Troubleshooting Heart Palpitations on Keto
One very common side effect that’s frequently encountered on the ketogenic diet is heart palpitations. Essentially, this means your heart is beating too fast, too softly, or irregularly. The causes of this can vary from mineral insufficiency to lack of salt as your body adapts to ketosis. Avoid or minimize heart palpitations by increasing your consumption of mineral-rich foods or supplements. Also, since the frequent urination inherent in early phases of keto deprive you of salt and water, increasing intake of those nutrients can help as well.
Troubleshooting Constipation on Keto
The problem of constipation is most likely due to a lack of fiber. While dairy and meat tend to make up the majority of foods eaten on the keto diet, neither of those food types has sufficient fiber. Since you won’t be eating high-fiber grains when you’re on a keto diet, it’s crucial that you’re consuming enough vegetables to keep your digestive tract healthy. If you begin to feel constipated regularly when on keto, consider increasing your intake of high-fiber vegetables.

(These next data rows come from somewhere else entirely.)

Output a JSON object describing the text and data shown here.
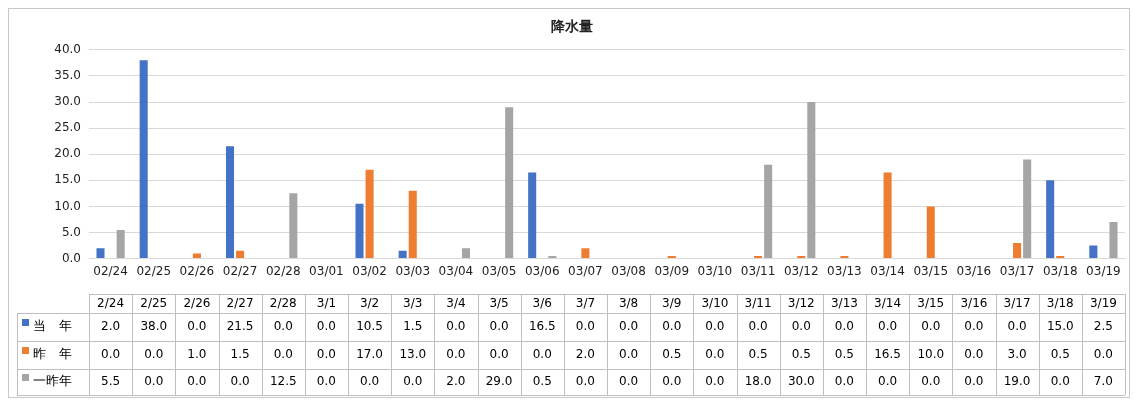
{
  "chart_data": {
    "type": "bar",
    "title": "降水量",
    "categories": [
      "02/24",
      "02/25",
      "02/26",
      "02/27",
      "02/28",
      "03/01",
      "03/02",
      "03/03",
      "03/04",
      "03/05",
      "03/06",
      "03/07",
      "03/08",
      "03/09",
      "03/10",
      "03/11",
      "03/12",
      "03/13",
      "03/14",
      "03/15",
      "03/16",
      "03/17",
      "03/18",
      "03/19"
    ],
    "series": [
      {
        "name": "当　年",
        "color": "#4472c4",
        "values": [
          2.0,
          38.0,
          0.0,
          21.5,
          0.0,
          0.0,
          10.5,
          1.5,
          0.0,
          0.0,
          16.5,
          0.0,
          0.0,
          0.0,
          0.0,
          0.0,
          0.0,
          0.0,
          0.0,
          0.0,
          0.0,
          0.0,
          15.0,
          2.5
        ],
        "value_labels": [
          "2.0",
          "38.0",
          "0.0",
          "21.5",
          "0.0",
          "0.0",
          "10.5",
          "1.5",
          "0.0",
          "0.0",
          "16.5",
          "0.0",
          "0.0",
          "0.0",
          "0.0",
          "0.0",
          "0.0",
          "0.0",
          "0.0",
          "0.0",
          "0.0",
          "0.0",
          "15.0",
          "2.5"
        ]
      },
      {
        "name": "昨　年",
        "color": "#ed7d31",
        "values": [
          0.0,
          0.0,
          1.0,
          1.5,
          0.0,
          0.0,
          17.0,
          13.0,
          0.0,
          0.0,
          0.0,
          2.0,
          0.0,
          0.5,
          0.0,
          0.5,
          0.5,
          0.5,
          16.5,
          10.0,
          0.0,
          3.0,
          0.5,
          0.0
        ],
        "value_labels": [
          "0.0",
          "0.0",
          "1.0",
          "1.5",
          "0.0",
          "0.0",
          "17.0",
          "13.0",
          "0.0",
          "0.0",
          "0.0",
          "2.0",
          "0.0",
          "0.5",
          "0.0",
          "0.5",
          "0.5",
          "0.5",
          "16.5",
          "10.0",
          "0.0",
          "3.0",
          "0.5",
          "0.0"
        ]
      },
      {
        "name": "一昨年",
        "color": "#a5a5a5",
        "values": [
          5.5,
          0.0,
          0.0,
          0.0,
          12.5,
          0.0,
          0.0,
          0.0,
          2.0,
          29.0,
          0.5,
          0.0,
          0.0,
          0.0,
          0.0,
          18.0,
          30.0,
          0.0,
          0.0,
          0.0,
          0.0,
          19.0,
          0.0,
          7.0
        ],
        "value_labels": [
          "5.5",
          "0.0",
          "0.0",
          "0.0",
          "12.5",
          "0.0",
          "0.0",
          "0.0",
          "2.0",
          "29.0",
          "0.5",
          "0.0",
          "0.0",
          "0.0",
          "0.0",
          "18.0",
          "30.0",
          "0.0",
          "0.0",
          "0.0",
          "0.0",
          "19.0",
          "0.0",
          "7.0"
        ]
      }
    ],
    "ylim": [
      0,
      40
    ],
    "yticks": [
      {
        "value": 0,
        "label": "0.0"
      },
      {
        "value": 5,
        "label": "5.0"
      },
      {
        "value": 10,
        "label": "10.0"
      },
      {
        "value": 15,
        "label": "15.0"
      },
      {
        "value": 20,
        "label": "20.0"
      },
      {
        "value": 25,
        "label": "25.0"
      },
      {
        "value": 30,
        "label": "30.0"
      },
      {
        "value": 35,
        "label": "35.0"
      },
      {
        "value": 40,
        "label": "40.0"
      }
    ],
    "grid": "y",
    "legend": "bottom left",
    "annotations": [
      "2/24",
      "2/25",
      "2/26",
      "2/27",
      "2/28",
      "3/1",
      "3/2",
      "3/3",
      "3/4",
      "3/5",
      "3/6",
      "3/7",
      "3/8",
      "3/9",
      "3/10",
      "3/11",
      "3/12",
      "3/13",
      "3/14",
      "3/15",
      "3/16",
      "3/17",
      "3/18",
      "3/19"
    ]
  }
}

10 Vegetables that are High in Fiber
- Lima Beans – 9g of fiber per cup
- Green Peas – 9g of fiber per cup
- Broccoli – 5g of fiber per cup
- Carrots – 5g of fiber per cup
- Spinach – 4g of fiber per cup
- Brussels Sprouts – 4g of fiber per cup
- Asparagus – 4g of fiber per cup
- Okra – 4g of fiber per cup
- Green Beans – 4g of fiber per cup
- White Button Mushrooms – 3g of fiber per cup
Troubleshooting Hypoglycemia (Low Blood Sugar)
While low blood sugar may not seem like a major concern at first, many of its symptoms can disrupt your life. Hypoglycemia, or low blood sugar, can result in headaches, heart irregularity, blurred vision, and in extreme cases even seizures. If you experience any of these symptoms of hypoglycemia, the following three solutions that may benefit you:
– Increase the amount of meals and reduce the time between them
– Drink more water
– Take a mineral supplement that contains Magnesium
Avoiding Common Mistakes for an Effective Keto Experience
When you’re on keto, many factors can determine how effective your diet will be at helping you to achieve your fitness goals. By remembering to eat 60-80% fats, moderate amounts of protein, and a good amount of vegetables for fiber, you’ll avoid many of the most common problems associated with the keto diet. If you drink lots of water, increase salt intake early on, and exercise regularly, you’ll be on the path to safe and healthy fat loss on the keto diet.
Sticking to Keto Even through the Challenges
If you’re serious about your fitness goals, then the keto diet can help you achieve them. By committing to keto and figuring it out, even when you have a side-effect or two, you’ll remain on the path to rapid yet healthy weight loss. When challenges arise, figuring them out rather than turning back can be a life-changing decision – a decision that can lead you to the body you’ve always wanted.